Real-world performance differences
Synthetic benchmarks provide a glimpse into the raw speed differences, but how do SSDs and HDDs compare in real world consumer use cases? Here are some examples:
Boot times
Using an SSD can significantly reduce OS boot times compared to a HDD. Windows boot time can be cut from 30-90 seconds with a HDD down to 10-25 seconds with a SATA SSD. And NVMe SSDs can boot Windows in sub-10 second times.
Game/app loading
Games and applications load much faster from an SSD compared to a HDD. Level load times in games can be cut from 20-40 seconds on a HDD down to 5-15 seconds on a SATA SSD. NVMe SSDs drop load times even further to 1-5 seconds.
File transfers
Transferring files like photos, videos, ISO files, etc can take 2-3x longer on a mechanical HDD compared to SSD. Large sequential file transfers reach maximum interface speeds on both HDDs and SSDs.
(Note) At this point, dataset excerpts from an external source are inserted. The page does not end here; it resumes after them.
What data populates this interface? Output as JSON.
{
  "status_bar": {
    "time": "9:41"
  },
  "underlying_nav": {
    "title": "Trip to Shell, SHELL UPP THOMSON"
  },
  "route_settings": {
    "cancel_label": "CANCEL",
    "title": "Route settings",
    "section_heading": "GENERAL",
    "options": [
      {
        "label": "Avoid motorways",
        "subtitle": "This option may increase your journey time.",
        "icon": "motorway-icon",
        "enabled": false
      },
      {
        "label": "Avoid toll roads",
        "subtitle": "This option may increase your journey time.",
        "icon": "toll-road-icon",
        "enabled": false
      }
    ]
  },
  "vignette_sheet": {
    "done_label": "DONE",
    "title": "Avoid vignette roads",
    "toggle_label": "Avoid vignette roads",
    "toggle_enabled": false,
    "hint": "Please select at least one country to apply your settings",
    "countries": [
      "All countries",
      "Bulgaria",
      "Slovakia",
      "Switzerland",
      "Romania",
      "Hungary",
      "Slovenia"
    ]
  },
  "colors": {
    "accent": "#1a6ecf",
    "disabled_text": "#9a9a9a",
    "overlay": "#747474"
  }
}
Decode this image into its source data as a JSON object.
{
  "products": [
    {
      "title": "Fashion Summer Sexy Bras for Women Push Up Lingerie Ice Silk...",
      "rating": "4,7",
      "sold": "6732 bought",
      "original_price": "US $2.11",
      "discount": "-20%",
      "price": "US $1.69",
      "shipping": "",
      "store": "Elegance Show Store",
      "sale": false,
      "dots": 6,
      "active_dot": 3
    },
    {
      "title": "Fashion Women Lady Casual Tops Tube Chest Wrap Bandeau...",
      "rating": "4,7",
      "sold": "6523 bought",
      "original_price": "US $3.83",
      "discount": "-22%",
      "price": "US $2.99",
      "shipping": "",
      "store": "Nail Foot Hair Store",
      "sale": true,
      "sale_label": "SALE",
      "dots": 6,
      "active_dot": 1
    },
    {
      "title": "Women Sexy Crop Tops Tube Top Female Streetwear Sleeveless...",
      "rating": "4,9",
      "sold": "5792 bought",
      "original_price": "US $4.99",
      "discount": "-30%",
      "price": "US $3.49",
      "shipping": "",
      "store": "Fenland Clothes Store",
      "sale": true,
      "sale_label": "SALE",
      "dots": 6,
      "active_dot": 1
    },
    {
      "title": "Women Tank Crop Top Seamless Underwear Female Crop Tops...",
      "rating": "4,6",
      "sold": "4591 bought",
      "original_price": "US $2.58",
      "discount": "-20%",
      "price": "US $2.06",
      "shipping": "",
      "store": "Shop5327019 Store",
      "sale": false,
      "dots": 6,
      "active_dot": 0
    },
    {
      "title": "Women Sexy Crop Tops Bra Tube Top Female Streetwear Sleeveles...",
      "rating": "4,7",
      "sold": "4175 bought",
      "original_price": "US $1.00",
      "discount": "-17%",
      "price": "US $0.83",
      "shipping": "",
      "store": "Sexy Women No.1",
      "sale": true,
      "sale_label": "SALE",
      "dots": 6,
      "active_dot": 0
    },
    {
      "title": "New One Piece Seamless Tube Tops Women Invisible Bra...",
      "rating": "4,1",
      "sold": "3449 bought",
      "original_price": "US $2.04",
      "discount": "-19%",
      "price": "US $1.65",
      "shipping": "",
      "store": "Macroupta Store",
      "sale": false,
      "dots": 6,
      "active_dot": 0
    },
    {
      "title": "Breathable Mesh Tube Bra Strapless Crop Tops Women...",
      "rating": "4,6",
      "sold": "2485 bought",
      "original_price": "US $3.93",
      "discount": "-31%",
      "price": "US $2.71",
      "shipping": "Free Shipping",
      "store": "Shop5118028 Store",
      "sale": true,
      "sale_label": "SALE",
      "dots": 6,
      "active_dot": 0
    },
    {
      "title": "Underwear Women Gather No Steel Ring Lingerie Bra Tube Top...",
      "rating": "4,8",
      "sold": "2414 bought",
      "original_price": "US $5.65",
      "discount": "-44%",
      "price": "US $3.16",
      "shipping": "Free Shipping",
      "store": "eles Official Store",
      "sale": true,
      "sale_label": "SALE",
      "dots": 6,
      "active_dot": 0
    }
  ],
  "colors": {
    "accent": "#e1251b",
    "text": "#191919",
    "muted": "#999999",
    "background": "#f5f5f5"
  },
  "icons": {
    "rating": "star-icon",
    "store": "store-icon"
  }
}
But SSDs maintain high speeds with small random transfers while HDD performance suffers.
Video editing
When editing and working with large video files, source material will load faster on SSDs while scratch disks will accelerate project render times. This improves workflow productivity and efficiency compared to solely using HDDs.
When do HDDs make more sense than SSDs?
SSDs are much faster, but HDDs have use cases where they still excel over SSDs:
- Cold storage/archival – HDDs better for infrequently accessed data due to lower cost per GB.
- Bulk storage – For terabytes of storage, HDD arrays are more cost effective.
- Write-intensive workloads – HDDs sustain higher continuous write workloads than early SSDs.
- Hot swappability – HDDs can be easily hot swapped without loss of data.
The introduction of new technologies like QLC NAND flash with higher endurance and capacities up to 16TB narrow the gap with HDDs. But HDDs still have advantages for high capacity bulk storage use cases.
SSD vs HDD: Quick Takeaways
- SSDs have no moving parts, resulting in faster speeds, lower latencies, and greater resilience against physical shocks/vibration.
- HDDs use moving platters and heads, limiting speeds but providing much higher storage capacities.
- SSD sequential read speeds exceed 500 MB/s and NVMe SSDs surpass 3,000 MB/s, compared to 100-200 MB/s max on HDDs.
- SSD random read/write performance is up to 100x faster than HDDs.
- SSD access latencies are in the microsecond range, while HDD latencies are in the millisecond range.
- Real world use cases like boot times, game/app load times, and file transfers are significantly faster on SSDs.
- HDDs are still preferred for some use cases like cold storage and bulk storage servers due to higher capacities and lower cost per gigabyte.
Conclusion
SSDs provide tremendous improvements in speed and performance compared to hard disk drives. The gap has narrowed with new SSD technologies that close the capacity difference while boosting endurance. For uses cases focused on speed like booting an OS, loading applications, transferring files, and running intensive workloads, SSDs are the clear choice. Their physical advantages of no moving parts also makes them more durable and shock-resistant than traditional HDDs. While HDDs are still useful for bulk storage needs, SSDs have become the standard for client and consumer storage requiring performance.